White House: No job growth for rest of the year
posted at 12:55 pm on May 11, 2009 by Ed Morrissey
Barack Obama pushed for almost $800 billion in stimulus spending by claiming that it would save or create millions of jobs this year. Critics pointed out that most of the spending started in 2010 and more than half of it came in 2011 or later, calling the stimulus useless at best for salvaging jobs, let alone creating them. The White House has quietly agreed with its critics, according to the New York Times, and now says it expects to see no hiring rebound in 2009:
President Obama’s chief economics forecaster said on Sunday that the country was not likely to see positive employment growth until 2010, even if the economy began to grow later this year.
Speaking on C-SPAN, Christina Romer, chairwoman of the White House Council of Economic Advisers, said that she expected the G.D.P. to begin growing in the fourth quarter of this year. Ben S. Bernanke, the Federal Reserve chairman, made a similar prediction last week.
But Ms. Romer also said that she expected unemployment to rise even after the economy turns, saying that the G.D.P. has to grow at a rate of about 2.5 percent before unemployment will fall. Before that happens, she said, it is “unfortunately pretty realistic” that the unemployment rate could reach 9.5 percent. A reasonable estimate for the G.D.P.’s growth rate in 2010, she said, is three percent.
Robert Reich, who served as labor secretary under President Bill Clinton and advised the Obama campaign, said on Sunday that the rate of growth would have to be higher — 4.5 percent — to reverse rising unemployment.

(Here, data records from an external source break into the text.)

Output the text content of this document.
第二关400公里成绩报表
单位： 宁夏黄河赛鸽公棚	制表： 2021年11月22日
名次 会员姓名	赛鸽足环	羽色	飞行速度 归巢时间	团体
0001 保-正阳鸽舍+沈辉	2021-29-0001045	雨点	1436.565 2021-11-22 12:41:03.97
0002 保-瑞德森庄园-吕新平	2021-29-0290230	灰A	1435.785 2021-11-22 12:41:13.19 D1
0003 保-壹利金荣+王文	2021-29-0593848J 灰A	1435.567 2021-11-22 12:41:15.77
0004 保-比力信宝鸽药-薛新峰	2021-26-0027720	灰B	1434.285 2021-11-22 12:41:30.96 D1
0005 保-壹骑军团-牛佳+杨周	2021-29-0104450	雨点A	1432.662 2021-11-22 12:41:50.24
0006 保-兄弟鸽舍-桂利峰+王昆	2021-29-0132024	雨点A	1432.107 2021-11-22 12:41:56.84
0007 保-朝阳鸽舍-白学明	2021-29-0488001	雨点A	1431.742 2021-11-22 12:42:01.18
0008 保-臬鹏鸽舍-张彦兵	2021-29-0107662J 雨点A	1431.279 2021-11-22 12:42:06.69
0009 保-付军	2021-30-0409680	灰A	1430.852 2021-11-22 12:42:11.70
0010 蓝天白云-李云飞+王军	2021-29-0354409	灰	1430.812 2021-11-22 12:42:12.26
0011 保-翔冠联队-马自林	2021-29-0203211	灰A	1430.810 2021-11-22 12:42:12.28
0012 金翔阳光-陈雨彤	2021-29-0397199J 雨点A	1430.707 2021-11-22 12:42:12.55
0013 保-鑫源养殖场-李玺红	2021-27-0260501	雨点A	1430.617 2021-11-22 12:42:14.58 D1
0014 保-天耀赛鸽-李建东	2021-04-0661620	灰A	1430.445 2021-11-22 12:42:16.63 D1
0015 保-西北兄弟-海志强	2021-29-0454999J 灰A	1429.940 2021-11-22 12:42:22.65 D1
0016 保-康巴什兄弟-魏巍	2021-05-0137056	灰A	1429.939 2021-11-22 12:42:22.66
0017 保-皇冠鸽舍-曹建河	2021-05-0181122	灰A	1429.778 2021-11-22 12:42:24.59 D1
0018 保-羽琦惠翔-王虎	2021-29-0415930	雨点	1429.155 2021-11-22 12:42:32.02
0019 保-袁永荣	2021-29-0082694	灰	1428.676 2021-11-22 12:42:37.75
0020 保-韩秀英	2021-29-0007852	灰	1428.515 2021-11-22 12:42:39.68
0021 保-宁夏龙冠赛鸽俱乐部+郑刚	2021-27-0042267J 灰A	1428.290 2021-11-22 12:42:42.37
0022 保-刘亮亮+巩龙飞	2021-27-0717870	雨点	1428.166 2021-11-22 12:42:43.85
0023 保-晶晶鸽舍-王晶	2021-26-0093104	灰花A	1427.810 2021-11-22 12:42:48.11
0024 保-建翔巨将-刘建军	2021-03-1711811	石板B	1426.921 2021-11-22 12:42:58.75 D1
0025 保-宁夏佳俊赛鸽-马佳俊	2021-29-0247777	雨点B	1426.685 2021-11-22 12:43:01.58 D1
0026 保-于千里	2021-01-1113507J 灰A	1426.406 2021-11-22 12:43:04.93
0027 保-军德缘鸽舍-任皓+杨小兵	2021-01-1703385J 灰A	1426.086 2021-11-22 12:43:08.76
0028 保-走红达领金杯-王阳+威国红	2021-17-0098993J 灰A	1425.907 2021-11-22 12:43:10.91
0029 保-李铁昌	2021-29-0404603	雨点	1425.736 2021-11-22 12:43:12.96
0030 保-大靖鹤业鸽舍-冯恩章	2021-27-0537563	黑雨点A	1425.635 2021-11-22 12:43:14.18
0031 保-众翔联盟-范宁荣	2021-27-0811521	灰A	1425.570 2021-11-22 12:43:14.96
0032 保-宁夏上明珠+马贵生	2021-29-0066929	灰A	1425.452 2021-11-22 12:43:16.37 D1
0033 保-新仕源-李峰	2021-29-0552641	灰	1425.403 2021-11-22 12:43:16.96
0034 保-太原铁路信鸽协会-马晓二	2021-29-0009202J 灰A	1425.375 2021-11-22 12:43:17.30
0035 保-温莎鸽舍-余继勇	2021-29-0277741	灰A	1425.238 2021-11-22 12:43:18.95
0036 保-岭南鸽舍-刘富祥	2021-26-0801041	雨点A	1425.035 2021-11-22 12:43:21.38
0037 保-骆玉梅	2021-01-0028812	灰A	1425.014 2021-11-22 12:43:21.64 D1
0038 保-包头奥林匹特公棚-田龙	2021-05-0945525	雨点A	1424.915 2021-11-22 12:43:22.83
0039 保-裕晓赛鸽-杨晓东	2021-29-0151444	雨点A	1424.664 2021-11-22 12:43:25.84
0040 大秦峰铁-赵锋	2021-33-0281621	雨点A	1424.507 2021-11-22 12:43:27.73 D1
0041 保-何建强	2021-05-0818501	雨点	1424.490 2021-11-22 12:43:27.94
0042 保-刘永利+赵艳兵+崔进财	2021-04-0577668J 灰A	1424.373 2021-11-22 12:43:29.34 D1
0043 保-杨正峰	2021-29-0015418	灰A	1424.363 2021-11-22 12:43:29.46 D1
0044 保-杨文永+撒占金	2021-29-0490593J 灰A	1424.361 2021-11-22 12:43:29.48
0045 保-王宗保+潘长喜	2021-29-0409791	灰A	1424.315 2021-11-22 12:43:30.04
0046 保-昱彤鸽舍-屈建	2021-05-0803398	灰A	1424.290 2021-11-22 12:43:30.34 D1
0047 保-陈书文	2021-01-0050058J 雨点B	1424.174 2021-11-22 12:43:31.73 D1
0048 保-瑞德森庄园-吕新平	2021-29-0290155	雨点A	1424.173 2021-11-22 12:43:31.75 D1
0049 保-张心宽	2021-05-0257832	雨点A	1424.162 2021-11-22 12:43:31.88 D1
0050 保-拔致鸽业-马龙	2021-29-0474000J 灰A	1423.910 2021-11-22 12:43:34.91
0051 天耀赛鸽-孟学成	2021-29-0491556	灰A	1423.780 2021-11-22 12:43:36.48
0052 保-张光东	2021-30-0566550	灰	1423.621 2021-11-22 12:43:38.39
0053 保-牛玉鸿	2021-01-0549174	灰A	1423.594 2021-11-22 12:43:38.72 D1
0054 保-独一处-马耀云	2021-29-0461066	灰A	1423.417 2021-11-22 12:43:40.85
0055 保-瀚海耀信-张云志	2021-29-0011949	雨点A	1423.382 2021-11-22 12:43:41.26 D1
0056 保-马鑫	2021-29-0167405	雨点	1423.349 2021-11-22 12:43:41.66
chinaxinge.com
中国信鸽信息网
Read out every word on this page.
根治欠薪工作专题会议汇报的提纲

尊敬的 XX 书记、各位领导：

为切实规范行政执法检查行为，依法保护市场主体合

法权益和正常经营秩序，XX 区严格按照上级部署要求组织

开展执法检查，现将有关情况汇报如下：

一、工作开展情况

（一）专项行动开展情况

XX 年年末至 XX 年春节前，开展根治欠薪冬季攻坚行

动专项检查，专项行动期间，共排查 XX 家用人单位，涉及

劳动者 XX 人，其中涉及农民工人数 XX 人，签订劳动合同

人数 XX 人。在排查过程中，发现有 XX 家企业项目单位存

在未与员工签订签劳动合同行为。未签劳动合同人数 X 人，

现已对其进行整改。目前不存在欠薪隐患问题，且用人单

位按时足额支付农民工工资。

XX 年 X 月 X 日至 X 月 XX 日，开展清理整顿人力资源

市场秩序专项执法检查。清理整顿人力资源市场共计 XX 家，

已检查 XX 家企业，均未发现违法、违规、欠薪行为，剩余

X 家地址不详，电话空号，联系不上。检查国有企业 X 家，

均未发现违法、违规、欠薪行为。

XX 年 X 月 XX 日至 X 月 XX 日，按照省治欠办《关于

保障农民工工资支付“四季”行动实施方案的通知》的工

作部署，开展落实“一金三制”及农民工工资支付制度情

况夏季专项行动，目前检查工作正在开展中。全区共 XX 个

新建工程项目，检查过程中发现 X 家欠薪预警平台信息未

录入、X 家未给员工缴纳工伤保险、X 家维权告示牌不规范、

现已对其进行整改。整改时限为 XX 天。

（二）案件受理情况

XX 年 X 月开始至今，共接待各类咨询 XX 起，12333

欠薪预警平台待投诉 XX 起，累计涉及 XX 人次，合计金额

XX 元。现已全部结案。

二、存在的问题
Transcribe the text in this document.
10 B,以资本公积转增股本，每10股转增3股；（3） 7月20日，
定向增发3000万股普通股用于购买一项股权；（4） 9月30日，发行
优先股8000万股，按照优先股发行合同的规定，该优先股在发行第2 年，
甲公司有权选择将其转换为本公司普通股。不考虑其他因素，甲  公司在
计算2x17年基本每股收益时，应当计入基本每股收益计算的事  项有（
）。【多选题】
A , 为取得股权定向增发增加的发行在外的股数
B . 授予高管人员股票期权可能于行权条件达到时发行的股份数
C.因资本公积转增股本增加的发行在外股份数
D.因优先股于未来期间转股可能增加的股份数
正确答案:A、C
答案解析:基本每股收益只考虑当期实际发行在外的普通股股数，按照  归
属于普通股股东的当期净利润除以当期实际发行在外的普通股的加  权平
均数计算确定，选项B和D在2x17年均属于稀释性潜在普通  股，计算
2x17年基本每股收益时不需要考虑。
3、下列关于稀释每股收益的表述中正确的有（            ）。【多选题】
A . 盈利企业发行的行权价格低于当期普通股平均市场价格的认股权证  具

Talk about lowering expectations! We just got done hearing Obama take credit for saving 150,000 jobs — which his administration never documented. Now we’re hearing that the stimulus package demanded by Obama and passed over near-unanimous Republican objections won’t actually make any difference at all. The cure, Obama and his team now admit, is private-sector growth.
None of us are particularly surprised to hear this. We predicted all along that the massive government spending and the tax-revenue increases Obama planned would stifle growth and keep unemployment high. We knew this by looking at the actual results of the same kind of policies during the Great Depression and the 1970s, two of the worst economic periods in the US over the last century. In both cases, stripping capital from the market in service to expanding the federal government produced nothing but higher unemployment and stagnation.
I’m a little surprised to hear the Obama administration admit this, although they don’t really have much choice. They tried to spin the latest unemployment figures as an improvement, when it went up from 8.5% to 8.9% and only got slightly improved by the massive, temporary hiring at the Census Bureau. The rate of job loss in the private sector still exceeded 600,000 jobs a month, and the GDP has lost 6% on an annualized basis for the second straight quarter despite the stimulus. This chart from Geoff at Innocent Bystanders makes the reason for their sudden honesty plain:
Actually, only the red indicators come from Geoff. The chart itself comes from page 5 of an analysis prepared by Romer and Obama’s council of economic advisers in support of the $787 billion Porkulus plan:
The U.S. economy has already lost nearly 2.6 million jobs since the business cycle peak in December 2007. In the absence of stimulus, the economy could lose another 3 to 4 million more. Thus, we are working to counter a potential total job loss of at least 5 million. As Figure 1 shows, even with the large prototypical package, the unemployment rate in 2010Q4 is predicted to be approximately 7.0%, which is well below the approximately 8.8% that would result in the absence of a plan.
We’re already past 8.8%, well on the way to 9.5%, above her predictions in either case. They predicted that the upper curve would occur without spending $800 billion on government make-work, and that passage would prevent the severe spike in unemployment. Now Romer admits that the upper curve will happen anyway.
We need new economic advisors. Romer and her crew aren’t worth $800 in small bills, let alone the fortune we’ve frittered away on Obama’s policies and her recommendations.
Update: Third Base Politics says jobs are the new Iraqi War.